Prime Minister Trudeau is also facing scrutiny for the hiring of Payette. When it came time for Trudeau to pick a new Governor General, he had the option of assistance from a council set up by his predecessor, Stephen Harper, to help with the vetting process. Trudeau decided to forgo the council in favour of Payette, who had been inquiring about a representative job in government. Trudeau wanted Payette because she held many demographics Trudeau admired. She was a female astronaut, of which Trudeau liked for his desire to get more women into science, technology, engineering, and mechanics jobs, and has a French-Canadian background.
In the wake of her resignation and the earlier WE Charity scandal, which also consisted of vetting issues, questions have been brought about the Trudeau governments on their vetting abilities. Much like in the WE Charity scandal, Trudeau also stood by the vetting process in this case, stating “Obviously the vetting process that was in place was followed, but obviously we’re going to also look at ways we can strengthen and improve the vetting process for high-level appointments.” Payette had to previously document instances of being let go from a position for conduct reasons.
Trudeau also avoided formally apologising to Rideau Hall staffers and Canadians by saying that his government believes that all Canadians are intitled to a workplace “that are free and safe from harassment and in which people can do their important jobs in safety and security.”
Until a new Governor General can be found, Chief Justice of Canada Richard Wagner will assume the role of acting Governor General.
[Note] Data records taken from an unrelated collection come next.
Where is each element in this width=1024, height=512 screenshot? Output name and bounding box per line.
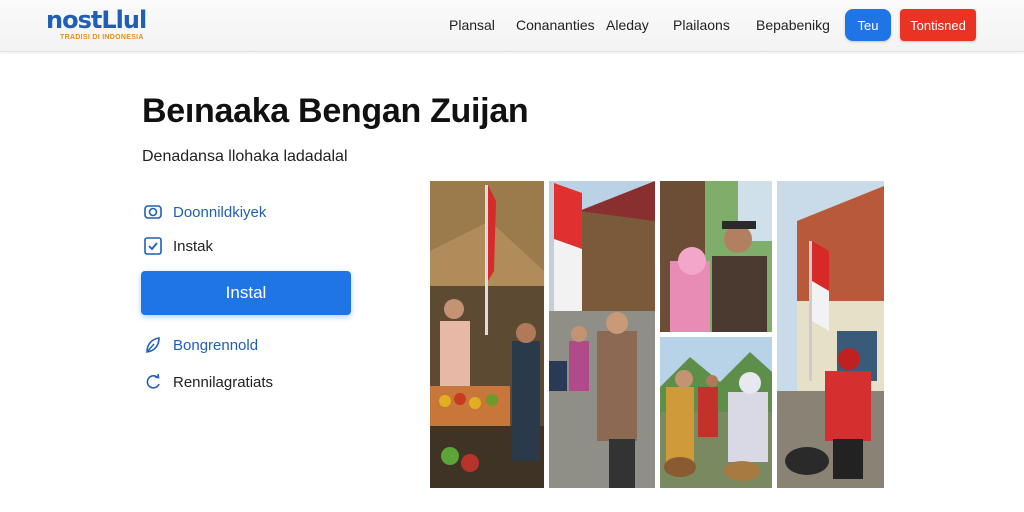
link-rennilagratiats[interactable]: Rennilagratiats bbox=[143, 372, 273, 392]
nav-link-plailaons[interactable]: Plailaons bbox=[673, 17, 730, 33]
install-button[interactable]: Instal bbox=[141, 271, 351, 315]
leaf-icon bbox=[143, 335, 163, 355]
feature-label: Instak bbox=[173, 237, 214, 255]
nav-link-aleday[interactable]: Aleday bbox=[606, 17, 649, 33]
feature-item-doonnildkiyek[interactable]: Doonnildkiyek bbox=[143, 202, 266, 222]
header-pill-button[interactable]: Teu bbox=[845, 9, 891, 41]
link-label: Rennilagratiats bbox=[173, 373, 274, 391]
feature-item-instak[interactable]: Instak bbox=[143, 236, 213, 256]
camera-icon bbox=[143, 202, 163, 222]
logo-wordmark: nostLlul bbox=[46, 6, 147, 34]
photo-village-street[interactable] bbox=[549, 181, 655, 488]
checkbox-icon[interactable] bbox=[143, 236, 163, 256]
photo-market-stall[interactable] bbox=[430, 181, 544, 488]
feature-label: Doonnildkiyek bbox=[173, 203, 267, 221]
nav-link-conananties[interactable]: Conananties bbox=[516, 17, 595, 33]
nav-link-bepabenikg[interactable]: Bepabenikg bbox=[756, 17, 830, 33]
brand-logo[interactable]: nostLlul TRADISI DI INDONESIA bbox=[46, 6, 147, 46]
link-bongrennold[interactable]: Bongrennold bbox=[143, 335, 258, 355]
refresh-icon bbox=[143, 372, 163, 392]
top-navbar: nostLlul TRADISI DI INDONESIA Plansal Co… bbox=[0, 0, 1024, 52]
link-label: Bongrennold bbox=[173, 336, 259, 354]
photo-vendor-customers[interactable] bbox=[660, 181, 772, 332]
logo-tagline: TRADISI DI INDONESIA bbox=[60, 34, 144, 41]
photo-countryside-market[interactable] bbox=[660, 337, 772, 488]
header-cta-button[interactable]: Tontisned bbox=[900, 9, 976, 41]
photo-courier-scooter[interactable] bbox=[777, 181, 884, 488]
nav-link-plansal[interactable]: Plansal bbox=[449, 17, 495, 33]
page-subtitle: Denadansa llohaka ladadalal bbox=[142, 148, 348, 165]
page-title: Beınaaka Bengan Zuijan bbox=[142, 92, 529, 130]
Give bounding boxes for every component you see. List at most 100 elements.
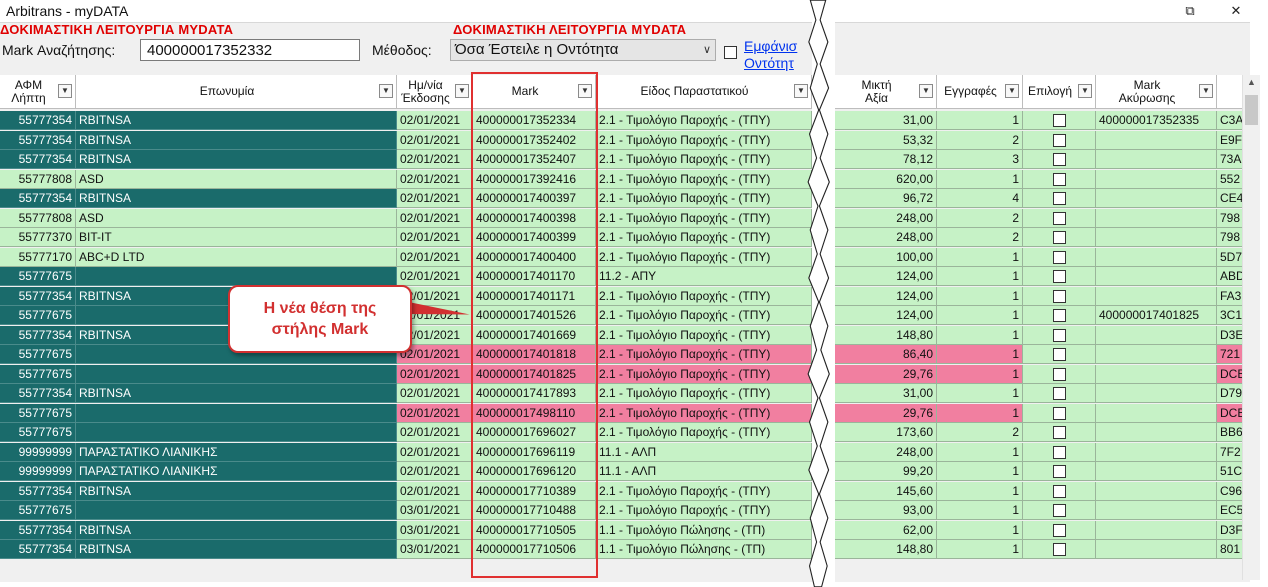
scroll-up-icon[interactable]: ▲ [1243, 77, 1260, 87]
cell-select[interactable] [1023, 111, 1096, 130]
cell-entries[interactable]: 1 [937, 442, 1023, 462]
cell-net[interactable]: 124,00 [835, 286, 937, 306]
cell-date[interactable]: 02/01/2021 [397, 228, 473, 247]
cell-select[interactable] [1023, 228, 1096, 247]
cell-net[interactable]: 31,00 [835, 111, 937, 130]
cell-type[interactable]: 2.1 - Τιμολόγιο Παροχής - (ΤΠΥ) [596, 403, 812, 423]
row-select-checkbox[interactable] [1052, 484, 1066, 498]
cell-net[interactable]: 78,12 [835, 150, 937, 169]
cell-date[interactable]: 02/01/2021 [397, 247, 473, 267]
cell-type[interactable]: 2.1 - Τιμολόγιο Παροχής - (ΤΠΥ) [596, 384, 812, 403]
mark-search-input[interactable]: 400000017352332 [140, 39, 360, 61]
show-entity-checkbox[interactable] [724, 46, 737, 59]
cell-type[interactable]: 2.1 - Τιμολόγιο Παροχής - (ΤΠΥ) [596, 189, 812, 208]
cell-entries[interactable]: 1 [937, 364, 1023, 384]
cell-entries[interactable]: 1 [937, 481, 1023, 501]
row-select-checkbox[interactable] [1052, 153, 1066, 166]
cell-cancel[interactable] [1096, 540, 1217, 559]
filter-dropdown-icon[interactable]: ▼ [1199, 83, 1213, 98]
cell-date[interactable]: 02/01/2021 [397, 150, 473, 169]
cell-net[interactable]: 145,60 [835, 481, 937, 501]
right-column-header-0[interactable]: Μικτή Αξία ▼ [835, 75, 937, 109]
cell-afm[interactable]: 55777675 [0, 364, 76, 384]
cell-cancel[interactable] [1096, 150, 1217, 169]
cell-entries[interactable]: 1 [937, 403, 1023, 423]
cell-type[interactable]: 2.1 - Τιμολόγιο Παροχής - (ΤΠΥ) [596, 150, 812, 169]
row-select-checkbox[interactable] [1052, 133, 1066, 147]
cell-select[interactable] [1023, 189, 1096, 208]
cell-date[interactable]: 02/01/2021 [397, 169, 473, 189]
row-select-checkbox[interactable] [1052, 348, 1066, 361]
row-select-checkbox[interactable] [1052, 114, 1066, 127]
cell-date[interactable]: 02/01/2021 [397, 364, 473, 384]
cell-select[interactable] [1023, 481, 1096, 501]
cell-entries[interactable]: 1 [937, 345, 1023, 364]
cell-select[interactable] [1023, 462, 1096, 481]
cell-net[interactable]: 148,80 [835, 540, 937, 559]
scrollbar-thumb[interactable] [1245, 95, 1258, 125]
cell-type[interactable]: 2.1 - Τιμολόγιο Παροχής - (ΤΠΥ) [596, 286, 812, 306]
cell-date[interactable]: 02/01/2021 [397, 481, 473, 501]
cell-type[interactable]: 2.1 - Τιμολόγιο Παροχής - (ΤΠΥ) [596, 306, 812, 325]
cell-date[interactable]: 02/01/2021 [397, 267, 473, 286]
cell-select[interactable] [1023, 130, 1096, 150]
cell-name[interactable]: RBITNSA [76, 520, 397, 540]
cell-type[interactable]: 11.2 - ΑΠΥ [596, 267, 812, 286]
cell-cancel[interactable] [1096, 520, 1217, 540]
cell-type[interactable]: 2.1 - Τιμολόγιο Παροχής - (ΤΠΥ) [596, 130, 812, 150]
cell-afm[interactable]: 55777354 [0, 540, 76, 559]
cell-date[interactable]: 02/01/2021 [397, 384, 473, 403]
row-select-checkbox[interactable] [1052, 172, 1066, 186]
cell-net[interactable]: 148,80 [835, 325, 937, 345]
cell-date[interactable]: 02/01/2021 [397, 423, 473, 442]
cell-date[interactable]: 02/01/2021 [397, 462, 473, 481]
show-entity-link[interactable]: Εμφάνισ Οντότητ [744, 38, 797, 72]
cell-select[interactable] [1023, 442, 1096, 462]
cell-afm[interactable]: 55777675 [0, 423, 76, 442]
cell-entries[interactable]: 1 [937, 462, 1023, 481]
cell-afm[interactable]: 99999999 [0, 442, 76, 462]
cell-select[interactable] [1023, 423, 1096, 442]
right-column-header-1[interactable]: Εγγραφές ▼ [937, 75, 1023, 109]
cell-cancel[interactable] [1096, 189, 1217, 208]
cell-entries[interactable]: 2 [937, 208, 1023, 228]
cell-cancel[interactable] [1096, 130, 1217, 150]
row-select-checkbox[interactable] [1052, 387, 1066, 400]
cell-net[interactable]: 248,00 [835, 228, 937, 247]
cell-entries[interactable]: 2 [937, 130, 1023, 150]
row-select-checkbox[interactable] [1052, 543, 1066, 556]
cell-name[interactable]: RBITNSA [76, 189, 397, 208]
cell-select[interactable] [1023, 325, 1096, 345]
row-select-checkbox[interactable] [1052, 523, 1066, 537]
cell-name[interactable]: ABC+D LTD [76, 247, 397, 267]
cell-select[interactable] [1023, 384, 1096, 403]
cell-type[interactable]: 1.1 - Τιμολόγιο Πώλησης - (ΤΠ) [596, 540, 812, 559]
cell-name[interactable]: RBITNSA [76, 481, 397, 501]
cell-type[interactable]: 2.1 - Τιμολόγιο Παροχής - (ΤΠΥ) [596, 111, 812, 130]
cell-entries[interactable]: 2 [937, 423, 1023, 442]
cell-net[interactable]: 93,00 [835, 501, 937, 520]
cell-entries[interactable]: 1 [937, 520, 1023, 540]
row-select-checkbox[interactable] [1052, 445, 1066, 459]
cell-select[interactable] [1023, 286, 1096, 306]
cell-name[interactable]: RBITNSA [76, 384, 397, 403]
cell-select[interactable] [1023, 150, 1096, 169]
cell-cancel[interactable] [1096, 169, 1217, 189]
row-select-checkbox[interactable] [1052, 367, 1066, 381]
cell-net[interactable]: 620,00 [835, 169, 937, 189]
cell-select[interactable] [1023, 520, 1096, 540]
cell-afm[interactable]: 99999999 [0, 462, 76, 481]
cell-cancel[interactable]: 400000017352335 [1096, 111, 1217, 130]
cell-net[interactable]: 29,76 [835, 364, 937, 384]
filter-dropdown-icon[interactable]: ▼ [919, 83, 933, 98]
cell-afm[interactable]: 55777354 [0, 325, 76, 345]
cell-entries[interactable]: 2 [937, 228, 1023, 247]
cell-entries[interactable]: 1 [937, 111, 1023, 130]
left-column-header-4[interactable]: Είδος Παραστατικού ▼ [596, 75, 812, 109]
cell-date[interactable]: 02/01/2021 [397, 442, 473, 462]
cell-net[interactable]: 248,00 [835, 208, 937, 228]
row-select-checkbox[interactable] [1052, 211, 1066, 225]
row-select-checkbox[interactable] [1052, 504, 1066, 517]
cell-cancel[interactable] [1096, 286, 1217, 306]
cell-afm[interactable]: 55777675 [0, 403, 76, 423]
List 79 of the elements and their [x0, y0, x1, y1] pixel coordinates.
A new Governor General may need to be found quickly, as there are rumours that minority government Liberals under Trudeau are contemplating an election for some point this year, and since a PM needs to go to the Governor General to dissolve Parliament, Trudeau will likely want to have his choice installed before making the decision to call an election.
There are already think pieces on the internet about who should be the next Governor General, with everyone from non-serious answers like Ryan Reynolds, to the recently abdicated Prince Harry. The next Governor General will have to foster a new working environment in Rideau Hall, because with the Governor General’s position being the highest office in Canada, and the scrutiny that will come with the choice after this most recent scandal—there is little room for error.